In general, the Paris Agreement was signed by 195 nations in December 2015 who have pledged to try and keep the global warming below 2 degrees Celsius above pre-industrial levels, and pursuing efforts to limit it to 1.5 degrees.
Yet, Carbon Tracker highlights that no major oil company is investing to support its goals of keeping global warming “well below” 2˚C and to “pursue efforts” to limit it to a maximum of 1.5˚C.
Andrew Grant, Senior Analyst at Carbon Tracker and report author, commented that all the oil majors are investing in projects that are going against the Paris goals.
Investors should challenge companies’ spending on new fossil fuel production.

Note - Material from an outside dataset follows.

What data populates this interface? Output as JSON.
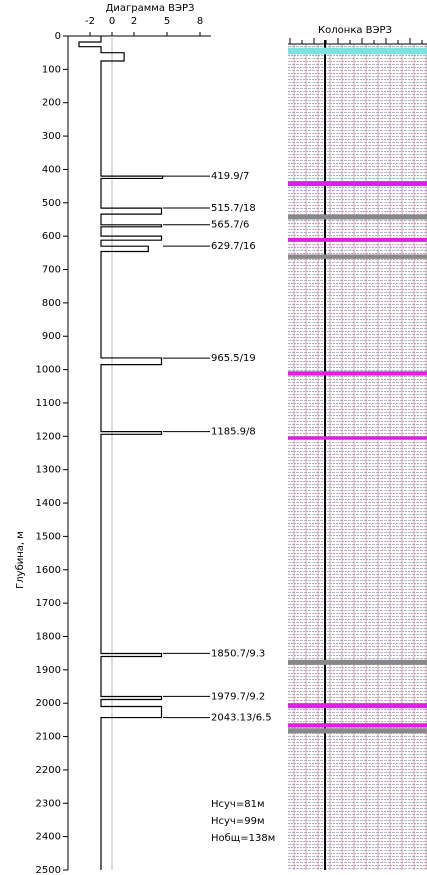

The best way to both preserve shareholder value in the transition and align with climate change goals will be to focus on low-cost projects that will deliver the highest returns.
Compared to the IEA’s central scenario (which incorporates the Paris INDCs, but is associated with 2.7ºC warming), 2019-2030 capex on new oil projects is 83% lower in a 1.6ºC scenario and 60% lower in a 1.7-1.8ºC scenario.

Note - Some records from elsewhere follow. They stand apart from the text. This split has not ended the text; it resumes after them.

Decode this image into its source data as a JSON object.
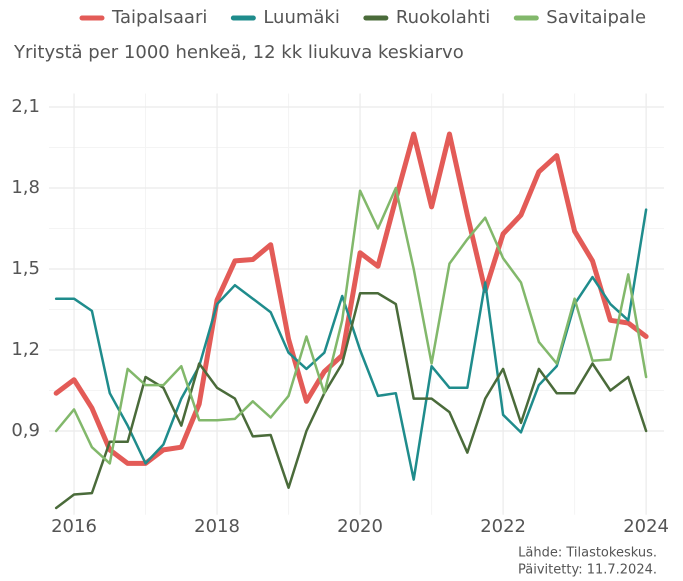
{
  "chart_data": {
    "type": "line",
    "subtitle": "Yritystä per 1000 henkeä, 12 kk liukuva keskiarvo",
    "caption": [
      "Lähde: Tilastokeskus.",
      "Päivitetty: 11.7.2024."
    ],
    "x": [
      2015.75,
      2016,
      2016.25,
      2016.5,
      2016.75,
      2017,
      2017.25,
      2017.5,
      2017.75,
      2018,
      2018.25,
      2018.5,
      2018.75,
      2019,
      2019.25,
      2019.5,
      2019.75,
      2020,
      2020.25,
      2020.5,
      2020.75,
      2021,
      2021.25,
      2021.5,
      2021.75,
      2022,
      2022.25,
      2022.5,
      2022.75,
      2023,
      2023.25,
      2023.5,
      2023.75,
      2024
    ],
    "series": [
      {
        "name": "Taipalsaari",
        "color": "#e35b57",
        "width": 5,
        "values": [
          1.04,
          1.09,
          0.985,
          0.83,
          0.78,
          0.78,
          0.83,
          0.84,
          1.0,
          1.385,
          1.53,
          1.535,
          1.59,
          1.24,
          1.01,
          1.12,
          1.18,
          1.56,
          1.51,
          1.76,
          2.0,
          1.73,
          2.0,
          1.7,
          1.42,
          1.63,
          1.7,
          1.86,
          1.92,
          1.64,
          1.53,
          1.31,
          1.3,
          1.25
        ]
      },
      {
        "name": "Luumäki",
        "color": "#1f8c8c",
        "width": 2.5,
        "values": [
          1.39,
          1.39,
          1.345,
          1.04,
          0.92,
          0.78,
          0.85,
          1.02,
          1.14,
          1.37,
          1.44,
          1.39,
          1.34,
          1.19,
          1.13,
          1.19,
          1.4,
          1.2,
          1.03,
          1.04,
          0.72,
          1.14,
          1.06,
          1.06,
          1.45,
          0.96,
          0.895,
          1.07,
          1.14,
          1.37,
          1.47,
          1.37,
          1.31,
          1.72
        ]
      },
      {
        "name": "Ruokolahti",
        "color": "#4a6b3a",
        "width": 2.5,
        "values": [
          0.615,
          0.665,
          0.67,
          0.86,
          0.86,
          1.1,
          1.06,
          0.92,
          1.15,
          1.06,
          1.02,
          0.88,
          0.885,
          0.69,
          0.9,
          1.04,
          1.15,
          1.41,
          1.41,
          1.37,
          1.02,
          1.02,
          0.97,
          0.82,
          1.02,
          1.13,
          0.93,
          1.13,
          1.04,
          1.04,
          1.15,
          1.05,
          1.1,
          0.9
        ]
      },
      {
        "name": "Savitaipale",
        "color": "#82b86b",
        "width": 2.5,
        "values": [
          0.9,
          0.98,
          0.84,
          0.78,
          1.13,
          1.07,
          1.07,
          1.14,
          0.94,
          0.94,
          0.945,
          1.01,
          0.95,
          1.03,
          1.25,
          1.04,
          1.31,
          1.79,
          1.65,
          1.8,
          1.5,
          1.15,
          1.52,
          1.61,
          1.69,
          1.54,
          1.45,
          1.23,
          1.15,
          1.39,
          1.16,
          1.165,
          1.48,
          1.1
        ]
      }
    ],
    "xlim": [
      2015.65,
      2024.25
    ],
    "xticks": [
      2016,
      2018,
      2020,
      2022,
      2024
    ],
    "ylim": [
      0.59,
      2.15
    ],
    "yticks": [
      {
        "value": 0.9,
        "label": "0,9"
      },
      {
        "value": 1.2,
        "label": "1,2"
      },
      {
        "value": 1.5,
        "label": "1,5"
      },
      {
        "value": 1.8,
        "label": "1,8"
      },
      {
        "value": 2.1,
        "label": "2,1"
      }
    ],
    "grid": true,
    "legend": "top"
  }
}
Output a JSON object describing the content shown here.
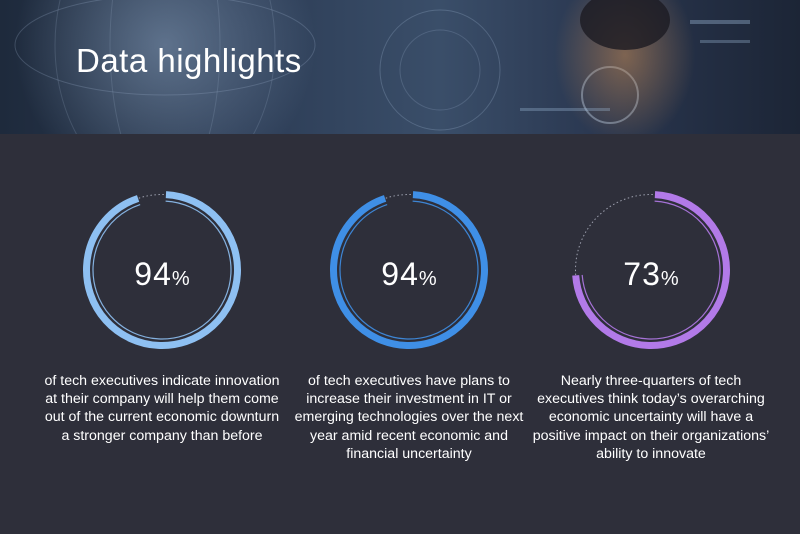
{
  "banner": {
    "title": "Data highlights"
  },
  "chart_data": {
    "type": "donut",
    "items": [
      {
        "value": 94,
        "unit": "%",
        "color": "#8ec0f2",
        "text": "of tech executives indicate innovation at their company will help them come out of the current economic downturn a stronger company than before"
      },
      {
        "value": 94,
        "unit": "%",
        "color": "#3f8fe6",
        "text": "of tech executives have plans to increase their investment in IT or emerging technologies over the next year amid recent economic and financial uncertainty"
      },
      {
        "value": 73,
        "unit": "%",
        "color": "#b27ae8",
        "text": "Nearly three-quarters of tech executives think today’s overarching economic uncertainty will have a positive impact on their organizations’ ability to innovate"
      }
    ]
  }
}
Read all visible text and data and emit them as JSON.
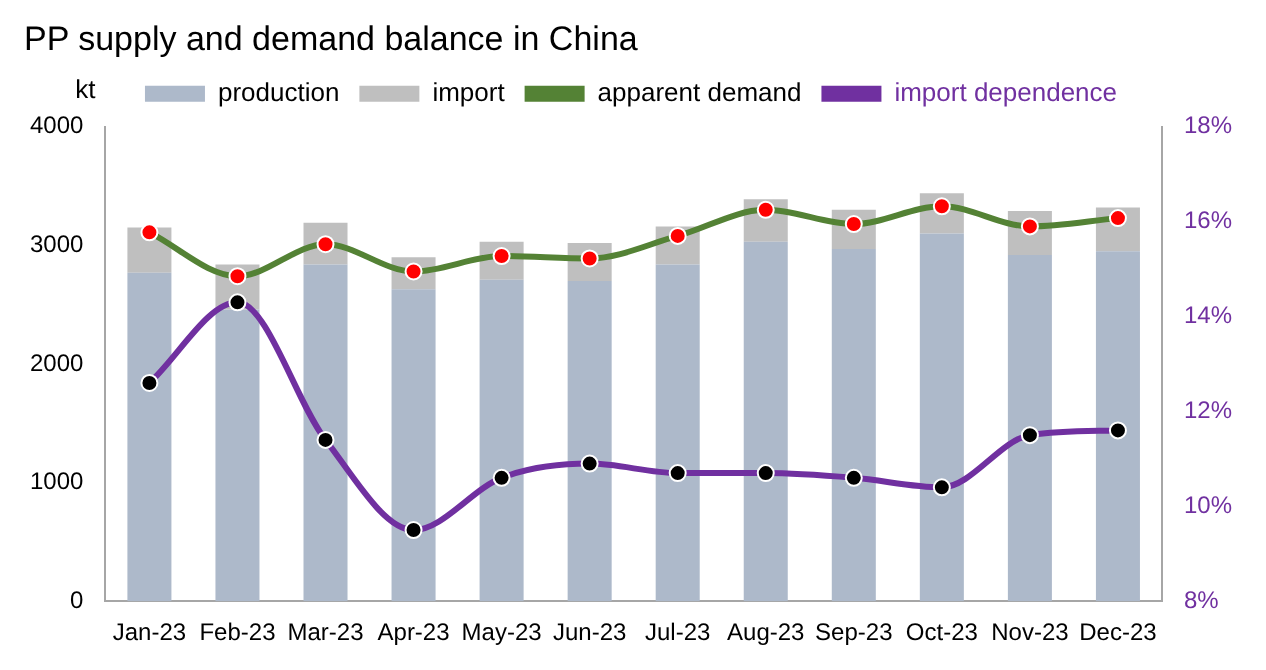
{
  "chart_data": {
    "type": "bar",
    "title": "PP supply and demand balance in China",
    "ylabel": "kt",
    "categories": [
      "Jan-23",
      "Feb-23",
      "Mar-23",
      "Apr-23",
      "May-23",
      "Jun-23",
      "Jul-23",
      "Aug-23",
      "Sep-23",
      "Oct-23",
      "Nov-23",
      "Dec-23"
    ],
    "stacked": true,
    "series": [
      {
        "name": "production",
        "color": "#adb9ca",
        "values": [
          2770,
          2460,
          2840,
          2630,
          2710,
          2700,
          2840,
          3030,
          2970,
          3100,
          2920,
          2950
        ]
      },
      {
        "name": "import",
        "color": "#bfbfbf",
        "values": [
          380,
          380,
          350,
          270,
          320,
          320,
          320,
          360,
          330,
          340,
          370,
          370
        ]
      },
      {
        "name": "apparent demand",
        "type": "line",
        "color": "#548235",
        "colors": [
          "#ff0000",
          "#ff0000",
          "#ff0000",
          "#ff0000",
          "#ff0000",
          "#ff0000",
          "#ff0000",
          "#ff0000",
          "#ff0000",
          "#ff0000",
          "#ff0000",
          "#ff0000"
        ],
        "values": [
          3110,
          2740,
          3010,
          2780,
          2910,
          2890,
          3080,
          3300,
          3180,
          3330,
          3160,
          3230
        ]
      },
      {
        "name": "import dependence",
        "type": "line",
        "axis": "y2",
        "color": "#7030a0",
        "colors": [
          "#000000",
          "#000000",
          "#000000",
          "#000000",
          "#000000",
          "#000000",
          "#000000",
          "#000000",
          "#000000",
          "#000000",
          "#000000",
          "#000000"
        ],
        "values": [
          12.6,
          14.3,
          11.4,
          9.5,
          10.6,
          10.9,
          10.7,
          10.7,
          10.6,
          10.4,
          11.5,
          11.6
        ]
      }
    ],
    "ylim": [
      0,
      4000
    ],
    "yticks": [
      0,
      1000,
      2000,
      3000,
      4000
    ],
    "y2lim": [
      8,
      18
    ],
    "y2ticks": [
      {
        "value": 8,
        "label": "8%"
      },
      {
        "value": 10,
        "label": "10%"
      },
      {
        "value": 12,
        "label": "12%"
      },
      {
        "value": 14,
        "label": "14%"
      },
      {
        "value": 16,
        "label": "16%"
      },
      {
        "value": 18,
        "label": "18%"
      }
    ],
    "grid": false,
    "legend": "top",
    "marker": "circle"
  }
}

Also, in 2018 all of the major oil companies sanctioned projects that fall outside a “well below 2 degrees” budget on cost grounds, such as Shell’s $13bn LNG Canada project and BP, Total, ExxonMobil and Equinor’s Zinia 2 project in Angola.
We highlight $50bn of recently sanctioned projects across the oil and gas industry that fail the Paris alignment test by a margin.
Moving in 2019, the report states that oil majors have a number of projects waiting for approval which are not in line with the Paris agreement; For instance, Total’s assets in Uganda, and various projects in Brazil. Also, US shale specialists have portfolios entirely out of the budget.